Néanmoins, El Fasher abrite plusieurs institutions notables : l’aéroport d’El Fasher, les ministères de l’État, des écoles, des hôpitaux, des institutions gouvernementales, l’université d’El Fasher et sept banques, entre autres.
Éducation : un défi pour les générations futures
L’état de l’éducation à El Fasher n’est pas aussi satisfaisant qu’il devrait l’être. Les abandons scolaires augmentent chaque année, tant au niveau primaire que secondaire. Les taux de scolarisation sont élevés au cours des premières années, mais les rapports indiquent que plus de 30 % de ces élèves abandonnent en cours de route.
Les raisons de ce désintérêt pour l’éducation ne sont pas difficiles à cerner. L’une des causes principales réside dans les conflits et les attaques continus dans les villes et villages du Soudan. Ces conflits entraînent le déplacement des enfants, qui deviennent des personnes déplacées internes et doivent quitter leur lieu de résidence habituel pour un autre.
Outre la persistance de ces conflits, attaques et disparités, d’autres facteurs contribuent au déclin éducatif, notamment l’insuffisance du matériel pédagogique, le manque de financement et les problèmes de recrutement.
Malgré tout, le gouvernement et des agences internationales de bonne volonté telles que les Nations Unies s’efforcent de garantir le bon fonctionnement du système éducatif d’El Fasher.
Conclusion
Comme c’est souvent le cas dans les régions d’Afrique touchées par la guerre, El Fasher constitue un phare d’espoir pour la plupart de ses habitants. En dépit des nombreux défis auxquels elle fait face, la ville s’efforce de maintenir une vie quotidienne normale grâce au commerce.

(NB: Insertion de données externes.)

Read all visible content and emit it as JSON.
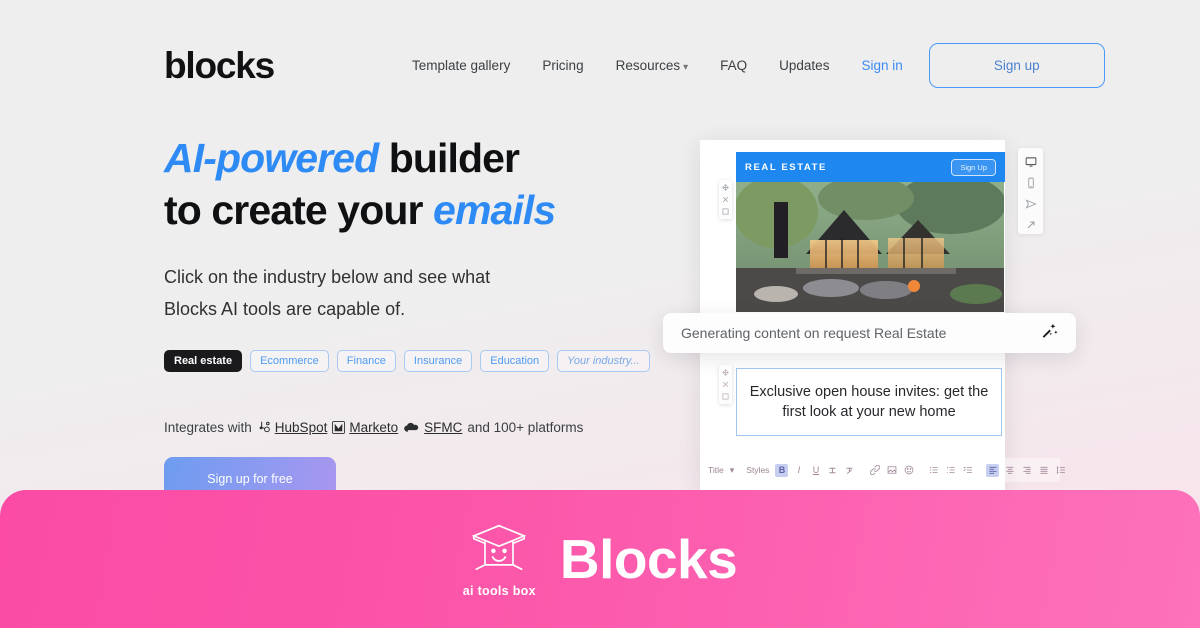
{
  "header": {
    "logo": "blocks",
    "nav": [
      {
        "label": "Template gallery",
        "type": "link"
      },
      {
        "label": "Pricing",
        "type": "link"
      },
      {
        "label": "Resources",
        "type": "dropdown",
        "chevron": "chevron-down-icon"
      },
      {
        "label": "FAQ",
        "type": "link"
      },
      {
        "label": "Updates",
        "type": "link"
      },
      {
        "label": "Sign in",
        "type": "link-accent"
      }
    ],
    "signup_label": "Sign up"
  },
  "hero": {
    "headline_line1_accent": "AI-powered",
    "headline_line1_rest": " builder",
    "headline_line2_rest": "to create your ",
    "headline_line2_accent": "emails",
    "subcopy_line1": "Click on the industry below and see what",
    "subcopy_line2": "Blocks AI tools are capable of.",
    "chips": [
      {
        "label": "Real estate",
        "active": true
      },
      {
        "label": "Ecommerce",
        "active": false
      },
      {
        "label": "Finance",
        "active": false
      },
      {
        "label": "Insurance",
        "active": false
      },
      {
        "label": "Education",
        "active": false
      },
      {
        "label": "Your industry...",
        "active": false,
        "ghost": true
      }
    ],
    "integrates_prefix": "Integrates with",
    "integrations": [
      {
        "name": "HubSpot",
        "icon": "hubspot-icon"
      },
      {
        "name": "Marketo",
        "icon": "marketo-icon"
      },
      {
        "name": "SFMC",
        "icon": "sfmc-cloud-icon"
      }
    ],
    "integrates_suffix": "and 100+ platforms",
    "cta_label": "Sign up for free"
  },
  "editor": {
    "email_brand": "REAL ESTATE",
    "email_cta": "Sign Up",
    "generating_text": "Generating content on request Real Estate",
    "generating_icon": "magic-wand-sparkle-icon",
    "body_text": "Exclusive open house invites: get the first look at your new home",
    "format_bar": {
      "title_label": "Title",
      "styles_label": "Styles",
      "tools": [
        "bold-icon",
        "italic-icon",
        "underline-icon",
        "strikethrough-icon",
        "clear-format-icon",
        "link-icon",
        "image-icon",
        "emoji-icon",
        "bullet-list-icon",
        "numbered-list-icon",
        "checklist-icon",
        "align-left-icon",
        "align-center-icon",
        "align-right-icon",
        "align-justify-icon",
        "line-height-icon"
      ]
    },
    "device_bar": [
      "desktop-icon",
      "mobile-icon",
      "send-test-icon",
      "expand-icon"
    ],
    "block_handles": [
      "move-icon",
      "delete-icon",
      "duplicate-icon"
    ]
  },
  "banner": {
    "title": "Blocks",
    "logo_caption": "ai tools box",
    "logo_icon": "ai-toolbox-smiley-box-icon",
    "color": "#fb4ba5"
  },
  "colors": {
    "accent_blue": "#2e8bf5",
    "link_blue": "#3b8bf5",
    "banner_pink": "#fb4ba5",
    "chip_active_bg": "#1a1a1c",
    "email_header_blue": "#1e87f0"
  }
}
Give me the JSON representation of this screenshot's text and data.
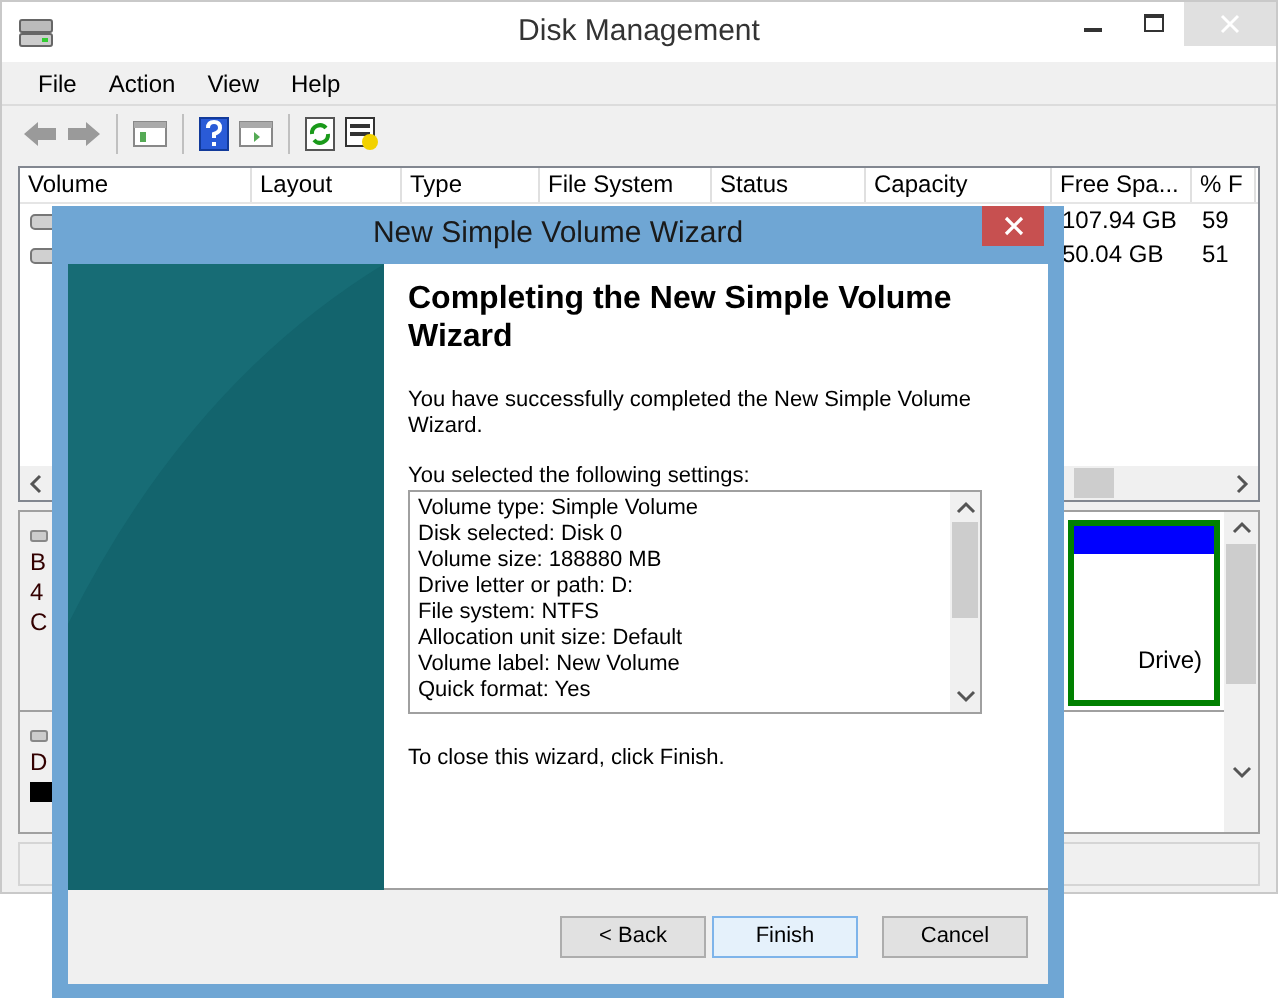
{
  "window": {
    "title": "Disk Management"
  },
  "menu": [
    "File",
    "Action",
    "View",
    "Help"
  ],
  "volume_table": {
    "columns": [
      "Volume",
      "Layout",
      "Type",
      "File System",
      "Status",
      "Capacity",
      "Free Spa...",
      "% F"
    ],
    "rows": [
      {
        "free_space": "107.94 GB",
        "column_8": "59"
      },
      {
        "free_space": "50.04 GB",
        "column_8": "51"
      }
    ]
  },
  "disk_pane": {
    "disks": [
      {
        "lines": [
          "B",
          "4",
          "C"
        ]
      },
      {
        "lines": [
          "D"
        ]
      }
    ],
    "partition": {
      "label": "Drive)"
    }
  },
  "wizard": {
    "title": "New Simple Volume Wizard",
    "heading": "Completing the New Simple Volume Wizard",
    "intro": "You have successfully completed the New Simple Volume Wizard.",
    "settings_label": "You selected the following settings:",
    "settings": [
      "Volume type: Simple Volume",
      "Disk selected: Disk 0",
      "Volume size: 188880 MB",
      "Drive letter or path: D:",
      "File system: NTFS",
      "Allocation unit size: Default",
      "Volume label: New Volume",
      "Quick format: Yes"
    ],
    "closing": "To close this wizard, click Finish.",
    "buttons": [
      {
        "label": "< Back",
        "focused": false
      },
      {
        "label": "Finish",
        "focused": true
      },
      {
        "label": "Cancel",
        "focused": false
      }
    ]
  }
}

En résumé, voici ce que nous avons appris sur El Fasher :
- L’histoire d’El Fasher remonte au XVIIIe siècle.
- Trois camps de personnes déplacées internes se trouvent à proximité d’El Fasher, et ces camps contribuent à l’économie de la ville.
- El Fasher s’appelait initialement Rahad Tendelti.
- Les affaires prospèrent à El Fasher.
- L’accès à l’eau et l’élimination des déchets constituent des problèmes considérables à El Fasher.
- Les habitants d’El Fasher ne sont pas dans une situation favorable en matière d’éducation. Le nombre d’abandons scolaires est chaque année supérieur à celui des élèves qui poursuivent leur scolarité.
Au vu de tout ce qui précède, il est permis d’affirmer que, bien qu’El Fasher puisse présenter des lacunes en tant que ville, elle possède également un potentiel de croissance indéniable.
Ce qui justifie cet optimisme, c’est qu’une terre où le commerce prospère abondamment est propice à un développement massif. Dans le cas d’El Fasher, on constate qu’il s’agit d’une ville économiquement dynamique qui pourrait faire encore mieux si des questions telles que la sécurité étaient résolues.